Taurasi is on the 15-player roster for next week’s training camp in Minnesota announced Tuesday.

Brittney Griner is not on the list but is expected to return to competitive basketball later this year with her WNBA team, the Phoenix Mercury (also Taurasi’s longtime team, though she is currently a free agent), after being detained in Russia for 10 months in 2022.

Taurasi said as far back as the 2016 Rio Games that her Olympic career was likely over, but returned to the national team after Dawn Staley succeeded Geno Auriemma as head coach in 2017.

In Tokyo, Taurasi and longtime backcourt partner Sue Bird became the first basketball players to win five Olympic gold medals.
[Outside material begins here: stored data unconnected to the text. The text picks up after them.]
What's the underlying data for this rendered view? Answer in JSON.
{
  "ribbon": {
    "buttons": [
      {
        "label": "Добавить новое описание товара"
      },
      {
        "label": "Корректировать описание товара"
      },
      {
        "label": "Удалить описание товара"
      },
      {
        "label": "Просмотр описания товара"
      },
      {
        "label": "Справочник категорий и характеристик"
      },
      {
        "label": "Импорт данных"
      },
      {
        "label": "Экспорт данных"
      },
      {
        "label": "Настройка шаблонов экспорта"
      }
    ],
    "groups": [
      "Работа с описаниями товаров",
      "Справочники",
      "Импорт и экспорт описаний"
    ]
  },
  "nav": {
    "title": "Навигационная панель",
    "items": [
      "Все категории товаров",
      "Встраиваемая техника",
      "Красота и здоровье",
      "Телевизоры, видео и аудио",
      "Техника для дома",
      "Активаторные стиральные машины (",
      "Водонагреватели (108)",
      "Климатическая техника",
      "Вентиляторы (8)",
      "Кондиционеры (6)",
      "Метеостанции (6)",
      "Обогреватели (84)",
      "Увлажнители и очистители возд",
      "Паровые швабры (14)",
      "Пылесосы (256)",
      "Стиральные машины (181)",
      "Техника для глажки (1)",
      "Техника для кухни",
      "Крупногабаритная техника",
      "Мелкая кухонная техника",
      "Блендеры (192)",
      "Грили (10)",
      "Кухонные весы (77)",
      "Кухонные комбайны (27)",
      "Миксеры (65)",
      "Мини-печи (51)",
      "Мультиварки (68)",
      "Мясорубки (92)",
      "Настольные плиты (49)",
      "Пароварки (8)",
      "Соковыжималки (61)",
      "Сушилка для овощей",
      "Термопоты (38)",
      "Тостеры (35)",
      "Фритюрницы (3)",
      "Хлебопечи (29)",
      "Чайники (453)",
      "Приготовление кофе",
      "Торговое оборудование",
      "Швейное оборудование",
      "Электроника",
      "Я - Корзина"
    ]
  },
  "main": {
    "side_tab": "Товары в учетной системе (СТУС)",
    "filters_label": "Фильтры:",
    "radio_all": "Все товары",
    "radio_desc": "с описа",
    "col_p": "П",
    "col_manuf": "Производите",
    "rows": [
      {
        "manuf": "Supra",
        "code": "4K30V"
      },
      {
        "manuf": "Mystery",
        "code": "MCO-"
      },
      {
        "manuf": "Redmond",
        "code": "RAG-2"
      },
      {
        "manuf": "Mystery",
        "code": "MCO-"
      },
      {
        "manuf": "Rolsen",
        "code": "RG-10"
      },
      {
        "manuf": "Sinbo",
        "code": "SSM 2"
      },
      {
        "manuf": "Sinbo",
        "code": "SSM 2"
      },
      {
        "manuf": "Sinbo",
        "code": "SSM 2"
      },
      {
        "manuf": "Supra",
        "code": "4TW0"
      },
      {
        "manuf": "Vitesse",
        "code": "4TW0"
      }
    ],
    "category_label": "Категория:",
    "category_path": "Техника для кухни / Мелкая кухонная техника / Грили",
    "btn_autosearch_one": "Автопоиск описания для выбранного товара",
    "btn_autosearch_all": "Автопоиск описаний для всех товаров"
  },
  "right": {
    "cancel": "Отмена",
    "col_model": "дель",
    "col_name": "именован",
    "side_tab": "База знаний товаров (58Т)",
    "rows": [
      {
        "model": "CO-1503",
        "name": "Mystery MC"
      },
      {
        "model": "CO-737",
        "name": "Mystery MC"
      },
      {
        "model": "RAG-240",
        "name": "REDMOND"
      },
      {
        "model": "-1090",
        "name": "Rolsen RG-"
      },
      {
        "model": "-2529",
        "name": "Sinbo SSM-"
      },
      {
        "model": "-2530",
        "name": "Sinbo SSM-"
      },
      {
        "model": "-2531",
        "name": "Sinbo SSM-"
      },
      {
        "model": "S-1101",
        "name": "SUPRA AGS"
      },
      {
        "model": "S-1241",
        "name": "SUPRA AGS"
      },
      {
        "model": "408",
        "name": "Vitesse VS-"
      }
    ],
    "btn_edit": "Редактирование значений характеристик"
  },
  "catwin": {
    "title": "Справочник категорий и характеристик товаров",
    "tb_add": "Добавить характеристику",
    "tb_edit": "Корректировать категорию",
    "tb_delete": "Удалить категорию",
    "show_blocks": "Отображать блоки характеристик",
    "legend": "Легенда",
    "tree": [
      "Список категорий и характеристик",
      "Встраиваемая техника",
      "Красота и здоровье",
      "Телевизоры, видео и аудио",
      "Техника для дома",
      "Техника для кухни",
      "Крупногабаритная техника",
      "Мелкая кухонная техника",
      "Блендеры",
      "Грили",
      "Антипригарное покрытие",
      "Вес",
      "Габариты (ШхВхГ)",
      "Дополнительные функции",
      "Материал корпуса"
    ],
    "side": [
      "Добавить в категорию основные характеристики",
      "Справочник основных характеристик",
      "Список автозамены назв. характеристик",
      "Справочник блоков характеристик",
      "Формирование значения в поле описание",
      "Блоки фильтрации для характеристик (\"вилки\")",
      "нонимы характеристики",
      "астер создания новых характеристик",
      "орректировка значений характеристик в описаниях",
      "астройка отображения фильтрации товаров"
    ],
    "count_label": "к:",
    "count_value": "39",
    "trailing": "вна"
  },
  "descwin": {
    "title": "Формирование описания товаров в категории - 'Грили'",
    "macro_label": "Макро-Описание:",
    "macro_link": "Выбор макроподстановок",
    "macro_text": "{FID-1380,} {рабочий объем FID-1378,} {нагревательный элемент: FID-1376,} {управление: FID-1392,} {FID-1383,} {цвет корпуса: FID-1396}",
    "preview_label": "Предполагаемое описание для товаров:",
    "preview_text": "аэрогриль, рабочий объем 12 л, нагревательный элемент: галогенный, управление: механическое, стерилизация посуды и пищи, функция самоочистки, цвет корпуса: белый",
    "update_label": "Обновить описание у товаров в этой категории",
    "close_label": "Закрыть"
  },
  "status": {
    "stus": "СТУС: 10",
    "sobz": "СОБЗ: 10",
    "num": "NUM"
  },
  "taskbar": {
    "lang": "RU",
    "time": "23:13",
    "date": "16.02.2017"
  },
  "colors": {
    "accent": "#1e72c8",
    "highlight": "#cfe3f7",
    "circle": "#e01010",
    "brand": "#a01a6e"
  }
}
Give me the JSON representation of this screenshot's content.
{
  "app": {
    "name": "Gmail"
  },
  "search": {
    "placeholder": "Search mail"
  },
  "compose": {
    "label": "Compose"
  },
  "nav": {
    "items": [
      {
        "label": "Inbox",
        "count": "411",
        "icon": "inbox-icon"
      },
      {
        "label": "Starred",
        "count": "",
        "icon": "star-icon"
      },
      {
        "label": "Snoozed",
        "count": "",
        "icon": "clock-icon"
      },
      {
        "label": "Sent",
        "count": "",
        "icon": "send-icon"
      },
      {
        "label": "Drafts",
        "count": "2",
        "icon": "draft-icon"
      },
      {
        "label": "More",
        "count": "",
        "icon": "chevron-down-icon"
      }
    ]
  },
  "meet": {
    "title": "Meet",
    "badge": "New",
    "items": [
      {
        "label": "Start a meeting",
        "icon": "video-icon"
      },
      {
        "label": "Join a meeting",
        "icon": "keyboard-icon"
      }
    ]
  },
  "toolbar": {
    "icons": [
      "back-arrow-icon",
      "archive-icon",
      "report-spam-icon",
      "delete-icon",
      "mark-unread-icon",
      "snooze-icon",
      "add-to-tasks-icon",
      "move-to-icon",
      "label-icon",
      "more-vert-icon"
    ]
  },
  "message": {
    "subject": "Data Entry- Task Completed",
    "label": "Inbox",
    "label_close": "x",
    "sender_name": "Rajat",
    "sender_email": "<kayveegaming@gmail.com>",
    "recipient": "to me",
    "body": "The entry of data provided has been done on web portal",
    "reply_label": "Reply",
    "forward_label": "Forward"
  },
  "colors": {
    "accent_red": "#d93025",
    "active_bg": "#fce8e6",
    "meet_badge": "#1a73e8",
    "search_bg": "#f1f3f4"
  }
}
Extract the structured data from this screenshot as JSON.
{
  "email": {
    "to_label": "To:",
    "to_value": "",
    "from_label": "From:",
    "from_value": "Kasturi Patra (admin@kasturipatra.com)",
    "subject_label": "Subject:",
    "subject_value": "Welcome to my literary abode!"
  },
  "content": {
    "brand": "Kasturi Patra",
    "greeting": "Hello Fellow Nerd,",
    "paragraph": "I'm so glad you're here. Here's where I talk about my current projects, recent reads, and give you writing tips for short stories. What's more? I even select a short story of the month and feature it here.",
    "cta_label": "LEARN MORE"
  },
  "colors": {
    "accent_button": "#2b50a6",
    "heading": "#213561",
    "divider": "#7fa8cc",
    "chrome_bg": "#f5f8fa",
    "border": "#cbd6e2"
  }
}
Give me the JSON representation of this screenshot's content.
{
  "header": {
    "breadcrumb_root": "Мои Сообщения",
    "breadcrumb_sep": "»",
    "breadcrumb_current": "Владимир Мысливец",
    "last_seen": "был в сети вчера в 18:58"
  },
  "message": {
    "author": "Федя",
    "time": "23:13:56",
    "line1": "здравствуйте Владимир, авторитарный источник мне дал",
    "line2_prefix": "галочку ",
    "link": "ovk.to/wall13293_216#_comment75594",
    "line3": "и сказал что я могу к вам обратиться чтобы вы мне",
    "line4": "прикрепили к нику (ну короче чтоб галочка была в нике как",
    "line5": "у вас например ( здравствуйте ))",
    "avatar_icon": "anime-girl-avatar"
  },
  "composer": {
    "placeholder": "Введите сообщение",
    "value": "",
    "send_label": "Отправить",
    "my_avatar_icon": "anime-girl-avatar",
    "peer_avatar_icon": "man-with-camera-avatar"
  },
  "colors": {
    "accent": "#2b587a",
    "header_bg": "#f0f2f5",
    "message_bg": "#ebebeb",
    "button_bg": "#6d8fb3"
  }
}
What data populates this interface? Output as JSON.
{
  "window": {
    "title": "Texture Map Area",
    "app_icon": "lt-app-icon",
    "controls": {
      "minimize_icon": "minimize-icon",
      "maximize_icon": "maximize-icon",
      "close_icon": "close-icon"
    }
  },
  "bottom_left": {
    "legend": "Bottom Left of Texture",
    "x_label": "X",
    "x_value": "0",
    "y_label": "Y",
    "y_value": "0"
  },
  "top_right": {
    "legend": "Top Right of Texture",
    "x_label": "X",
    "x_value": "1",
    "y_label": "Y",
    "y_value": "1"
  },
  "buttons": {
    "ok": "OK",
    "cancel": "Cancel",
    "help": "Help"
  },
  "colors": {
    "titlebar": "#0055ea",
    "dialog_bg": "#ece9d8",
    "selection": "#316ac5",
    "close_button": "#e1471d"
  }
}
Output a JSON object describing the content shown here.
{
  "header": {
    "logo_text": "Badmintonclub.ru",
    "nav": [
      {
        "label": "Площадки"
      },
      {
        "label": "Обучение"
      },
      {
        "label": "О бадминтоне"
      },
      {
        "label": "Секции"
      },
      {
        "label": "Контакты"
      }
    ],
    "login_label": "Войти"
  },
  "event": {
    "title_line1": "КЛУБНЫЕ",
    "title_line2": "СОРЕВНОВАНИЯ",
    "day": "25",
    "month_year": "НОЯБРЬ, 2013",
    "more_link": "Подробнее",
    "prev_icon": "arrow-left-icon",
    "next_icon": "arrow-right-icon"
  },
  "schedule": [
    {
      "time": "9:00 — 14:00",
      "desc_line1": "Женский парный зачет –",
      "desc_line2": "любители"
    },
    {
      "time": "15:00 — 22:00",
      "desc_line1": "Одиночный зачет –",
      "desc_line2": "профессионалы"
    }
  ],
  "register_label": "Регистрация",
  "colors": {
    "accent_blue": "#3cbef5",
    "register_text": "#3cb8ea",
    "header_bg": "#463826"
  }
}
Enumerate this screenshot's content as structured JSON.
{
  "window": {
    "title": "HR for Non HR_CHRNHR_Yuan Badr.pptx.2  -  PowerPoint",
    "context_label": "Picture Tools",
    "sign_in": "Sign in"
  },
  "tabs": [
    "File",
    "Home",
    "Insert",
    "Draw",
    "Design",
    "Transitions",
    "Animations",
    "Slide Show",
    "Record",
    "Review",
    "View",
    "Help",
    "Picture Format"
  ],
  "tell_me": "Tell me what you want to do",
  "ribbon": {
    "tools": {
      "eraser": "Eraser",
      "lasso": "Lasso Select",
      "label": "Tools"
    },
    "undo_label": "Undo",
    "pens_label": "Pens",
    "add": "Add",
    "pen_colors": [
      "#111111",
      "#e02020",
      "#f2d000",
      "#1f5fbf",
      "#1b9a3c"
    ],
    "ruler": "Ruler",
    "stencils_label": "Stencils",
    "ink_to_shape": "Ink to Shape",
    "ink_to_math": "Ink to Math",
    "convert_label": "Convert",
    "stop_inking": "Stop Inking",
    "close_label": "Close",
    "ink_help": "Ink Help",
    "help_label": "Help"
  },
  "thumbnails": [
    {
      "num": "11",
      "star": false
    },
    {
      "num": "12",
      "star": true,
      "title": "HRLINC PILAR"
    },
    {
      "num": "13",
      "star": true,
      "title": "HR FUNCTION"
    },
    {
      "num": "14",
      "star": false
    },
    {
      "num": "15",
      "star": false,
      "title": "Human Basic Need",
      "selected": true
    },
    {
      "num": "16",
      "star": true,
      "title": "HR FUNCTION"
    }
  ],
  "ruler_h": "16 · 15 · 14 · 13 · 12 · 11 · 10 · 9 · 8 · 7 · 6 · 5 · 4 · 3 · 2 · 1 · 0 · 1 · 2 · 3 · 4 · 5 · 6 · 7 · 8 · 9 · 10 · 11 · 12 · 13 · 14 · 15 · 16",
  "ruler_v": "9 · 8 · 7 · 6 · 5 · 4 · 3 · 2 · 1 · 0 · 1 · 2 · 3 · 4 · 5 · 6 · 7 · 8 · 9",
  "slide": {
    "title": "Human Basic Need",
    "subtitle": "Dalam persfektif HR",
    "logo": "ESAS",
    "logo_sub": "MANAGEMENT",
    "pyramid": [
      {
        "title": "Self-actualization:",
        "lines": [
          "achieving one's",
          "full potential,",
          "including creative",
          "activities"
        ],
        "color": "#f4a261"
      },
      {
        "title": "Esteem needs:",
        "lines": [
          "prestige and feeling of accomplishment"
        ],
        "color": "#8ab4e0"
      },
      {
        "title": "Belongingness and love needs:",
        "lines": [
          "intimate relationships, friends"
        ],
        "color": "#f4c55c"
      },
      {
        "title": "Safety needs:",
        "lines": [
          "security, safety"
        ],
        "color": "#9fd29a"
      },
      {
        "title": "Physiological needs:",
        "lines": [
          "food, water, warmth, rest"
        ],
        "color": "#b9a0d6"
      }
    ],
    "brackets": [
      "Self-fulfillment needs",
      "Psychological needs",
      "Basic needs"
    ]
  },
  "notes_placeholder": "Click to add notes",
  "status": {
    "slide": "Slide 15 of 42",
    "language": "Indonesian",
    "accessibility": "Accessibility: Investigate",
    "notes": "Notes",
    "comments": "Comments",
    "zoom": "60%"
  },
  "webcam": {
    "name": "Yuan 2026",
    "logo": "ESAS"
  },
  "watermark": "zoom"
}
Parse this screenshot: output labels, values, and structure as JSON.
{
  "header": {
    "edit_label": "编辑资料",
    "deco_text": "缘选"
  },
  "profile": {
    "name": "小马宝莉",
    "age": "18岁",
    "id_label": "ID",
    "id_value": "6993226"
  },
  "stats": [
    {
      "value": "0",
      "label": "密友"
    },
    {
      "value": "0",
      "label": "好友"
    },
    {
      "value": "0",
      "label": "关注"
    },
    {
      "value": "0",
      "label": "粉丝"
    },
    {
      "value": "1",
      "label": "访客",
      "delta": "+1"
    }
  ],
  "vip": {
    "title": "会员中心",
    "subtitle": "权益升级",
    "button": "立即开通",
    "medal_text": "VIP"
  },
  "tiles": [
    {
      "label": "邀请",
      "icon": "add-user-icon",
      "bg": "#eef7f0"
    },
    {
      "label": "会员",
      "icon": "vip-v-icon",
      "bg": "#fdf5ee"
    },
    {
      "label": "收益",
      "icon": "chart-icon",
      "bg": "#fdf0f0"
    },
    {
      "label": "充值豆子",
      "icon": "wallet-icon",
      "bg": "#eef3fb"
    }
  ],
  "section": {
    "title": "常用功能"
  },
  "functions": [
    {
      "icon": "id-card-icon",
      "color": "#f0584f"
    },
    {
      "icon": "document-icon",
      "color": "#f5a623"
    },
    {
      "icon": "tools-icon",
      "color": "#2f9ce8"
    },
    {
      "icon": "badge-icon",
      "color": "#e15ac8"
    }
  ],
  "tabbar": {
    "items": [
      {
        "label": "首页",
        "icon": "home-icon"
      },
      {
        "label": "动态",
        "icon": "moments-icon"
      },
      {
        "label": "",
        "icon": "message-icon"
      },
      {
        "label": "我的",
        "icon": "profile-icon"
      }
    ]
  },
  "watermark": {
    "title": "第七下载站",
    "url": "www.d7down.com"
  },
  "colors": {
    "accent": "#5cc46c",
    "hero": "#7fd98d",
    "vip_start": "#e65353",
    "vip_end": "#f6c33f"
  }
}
Bird has since retired.

After beating Japan in the final, Taurasi said “see you in Paris,” smiling, as she left an NBC interview. That’s now looking less like a joke and more like a prediction.

Minnesota Lynx coach Cheryl Reeve succeeded Staley as head coach last year. In early fall, she guided the U.S. to arguably the best FIBA World Cup performance ever, despite not having stalwarts Bird, Griner, Tina Charles and Sylvia Fowles.

Taurasi was not in contention for the team after suffering a WNBA season-ending quad injury in the summer. Taurasi, who is 38-0 in Olympic games and started every game at the last four Olympics, wasn’t on a U.S. team for an Olympics or worlds for the first time since 2002.

Next year, Taurasi can become the oldest Olympic basketball player in history and the first to play in six Games, according to Olympedia.org. Spain’s Rudy Fernandez could also play in a sixth Olympics in 2024.